Genomic sequences were identified using the Malaria Genome Project [chromosome 2 (19) from TIGR (www.tigr.org) and chromosome 3 (20) from the Sanger Centre (www.sanger.ac.uk)] and oligonucleotide primers designed to amplify predicted introns from each gene listed in Table 1. Oligonucletide sequences used included: Ribosomal protein L37A intron I were GTGTGCAAACTATTGTTTAG and AGCAAAATGTCAAGAAGAAC; ribosomal protein L37A intron II were GCAACATGCCAAGTATTTATG and CTAATAATCGTTGATTTAGC; chromatin binding protein intron I were CCATATTTCATAATGACAGA and GGCAAACATATAGAAAGAAAAAAG; clathrin coat assembly protein introns I and II were CGGAAAAATATATCGGTCAATATG and CTTCATTTATAACGTCCTC; Ser/Thr protein kinase intron I were CAGAACATTAAATCAAGG and CTCATATTTCTTCAAGGCATA; Ser/Thr protein kinase intron II were AGATAAAGGGGTCAAGGG and CCATATATCCACCTTTGC; ubiquitin conjugating enzyme intron I were AACATGTCAACATTTGCAAG and CTACATATGAATAATATATG; aspartyl protease was amplified in three fragments: fragment I primers included CCTAACAAGTCTAGGACCTT and GCTAATCCTATACATTGATG; fragment II primers included AGTCTACACATACATTCAAG and ATAAAATCCAAGGTAATCTC; fragment III primers included GCTAGCCAATTTACCTATAA and GCTTCAATTAGACCTATGAG; acyl carrier protein primers included CAAAGCAATTATCAGTAGAAGAAGAC and ACTATCAGCCCCCAAATCC; WEB-1 ortholog WD-40 primers included GTTTTGTTCTTTGGTGGCTGTCTG and GGTGGATTCCAGGACAATACTAGC; and for RRM-type RNA binding protein primers included CCACCATCATTTGTAATAACATC and CTTCGTAAGCTTTTATTGCATCC. Standard polymerase chain reaction (PCR) methods were used to amplify the intervening gene sequences, and the product was ligated to a bacterial vector using the TA cloning technique (Invitrogen) before transformation into E. coli.

For each isolate, DNA from each of three independent bacterial clones for each of three independent PCR products were sequenced from both the forward and reverse strands using M13 forward or reverse primers or custom primers and Big-Dye (ABI) chemistry. Custom primers for sequencing ribosomal protein L37A included GCAACATGCCAAGTATTTATG and CTAATAATCGTTGATTTAGC; for chromatin binding proteins included CCTAAAAAGAAGGCGTATGATG and CGTTGTTATTCTCGTCAATAT; and for aspartyl protease included CCTAACAAGTCTAGGACCTT, CTTGAATGTATGTGTAGACT, CATCAATGTATAGGATTAGC, TTATAGGTAAATTGGCTAGC, and AGATTACCTTGGATTTTATG. Raw sequence data were edited and aligned using either Sequencher (GeneCodes) or SeqMan and MegAlign (DNASTAR, Inc). Pair-wise comparisons between isolate consensus sequences and the reference 3D7 strain were used to score polymorphisms.

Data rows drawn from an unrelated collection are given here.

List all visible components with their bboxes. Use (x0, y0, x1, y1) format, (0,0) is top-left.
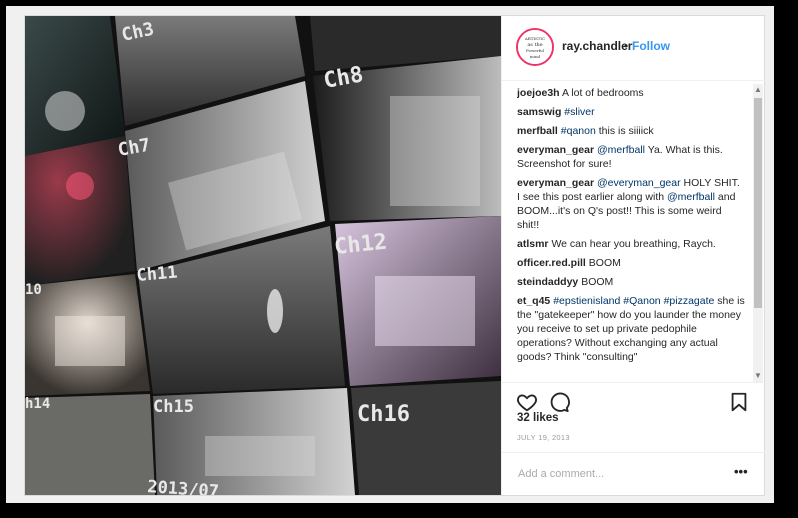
comment-item: everyman_gear @merfball Ya. What is this… (517, 143, 745, 171)
username-link[interactable]: ray.chandler (562, 39, 632, 53)
comment-text: BOOM (588, 257, 621, 269)
scrollbar-thumb[interactable] (754, 98, 762, 308)
comment-link[interactable]: #epstienisland (553, 295, 620, 307)
post-header: ARTISTIC as the Powerful mind ray.chandl… (502, 16, 765, 81)
chevron-down-icon[interactable]: ▼ (753, 370, 763, 382)
cctv-monitor-grid: Ch3 Ch8 Ch7 Ch12 Ch11 10 h14 Ch15 Ch16 2… (25, 16, 501, 495)
comment-username[interactable]: steindaddyy (517, 276, 578, 288)
image-label-10: 10 (25, 282, 42, 298)
svg-text:ARTISTIC: ARTISTIC (524, 36, 545, 41)
comment-link[interactable]: @everyman_gear (597, 177, 681, 189)
comment-link[interactable]: #pizzagate (664, 295, 715, 307)
add-comment-bar: ••• (502, 452, 765, 495)
more-options-button[interactable]: ••• (734, 464, 748, 479)
comment-text: A lot of bedrooms (561, 87, 644, 99)
comment-link[interactable]: #sliver (564, 106, 594, 118)
comment-icon[interactable] (548, 391, 570, 413)
comment-username[interactable]: atlsmr (517, 238, 549, 250)
avatar[interactable]: ARTISTIC as the Powerful mind (516, 28, 554, 66)
comment-text: We can hear you breathing, Raych. (551, 238, 716, 250)
bookmark-icon[interactable] (728, 391, 750, 413)
svg-text:mind: mind (530, 54, 541, 59)
comment-username[interactable]: merfball (517, 125, 558, 137)
comment-item: atlsmr We can hear you breathing, Raych. (517, 237, 745, 251)
comments-scrollbar[interactable]: ▲ ▼ (753, 84, 763, 382)
image-label-ch15: Ch15 (153, 397, 194, 417)
image-label-ch16: Ch16 (357, 402, 410, 427)
follow-button[interactable]: Follow (632, 39, 670, 53)
comment-link[interactable]: #Qanon (623, 295, 660, 307)
separator-dot: • (624, 39, 629, 53)
svg-text:Powerful: Powerful (526, 48, 545, 53)
comment-username[interactable]: samswig (517, 106, 561, 118)
comment-text: this is siiiick (595, 125, 654, 137)
post-sidebar: ARTISTIC as the Powerful mind ray.chandl… (501, 16, 765, 495)
comment-item: samswig #sliver (517, 105, 745, 119)
image-label-h14: h14 (25, 396, 50, 412)
comment-username[interactable]: officer.red.pill (517, 257, 586, 269)
comment-username[interactable]: joejoe3h (517, 87, 560, 99)
comment-text: BOOM (581, 276, 614, 288)
comment-username[interactable]: everyman_gear (517, 177, 594, 189)
post-date[interactable]: JULY 19, 2013 (517, 433, 570, 442)
comment-item: merfball #qanon this is siiiick (517, 124, 745, 138)
comment-item: et_q45 #epstienisland #Qanon #pizzagate … (517, 294, 745, 364)
heart-icon[interactable] (516, 391, 538, 413)
comment-username[interactable]: everyman_gear (517, 144, 594, 156)
comment-item: everyman_gear @everyman_gear HOLY SHIT. … (517, 176, 745, 232)
chevron-up-icon[interactable]: ▲ (753, 84, 763, 96)
add-comment-input[interactable] (516, 464, 720, 484)
comment-item: joejoe3h A lot of bedrooms (517, 86, 745, 100)
comments-list[interactable]: joejoe3h A lot of bedrooms samswig #slive… (517, 86, 745, 378)
comment-item: steindaddyy BOOM (517, 275, 745, 289)
comment-link[interactable]: @merfball (667, 191, 715, 203)
comment-link[interactable]: @merfball (597, 144, 645, 156)
comment-link[interactable]: #qanon (561, 125, 596, 137)
post-image[interactable]: Ch3 Ch8 Ch7 Ch12 Ch11 10 h14 Ch15 Ch16 2… (25, 16, 501, 495)
likes-count[interactable]: 32 likes (517, 412, 559, 424)
post-card: Ch3 Ch8 Ch7 Ch12 Ch11 10 h14 Ch15 Ch16 2… (24, 15, 765, 496)
comment-username[interactable]: et_q45 (517, 295, 550, 307)
image-label-ch11: Ch11 (136, 262, 179, 285)
avatar-logo: ARTISTIC as the Powerful mind (518, 30, 552, 64)
comment-item: officer.red.pill BOOM (517, 256, 745, 270)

For reverse transcriptase-polymerase chain reaction (RT-PCR) analysis total RNA was isolated from the D6 isolate by standard methods and subjected to DNAse treatment before reverse transcription (Ambion, according to manufacturers conditions), and the resulting complementary DNA was amplified by the polymerase chain reaction (PCR) as described above for DNA to reveal transcript sequences. Alignment was performed using ClustalW.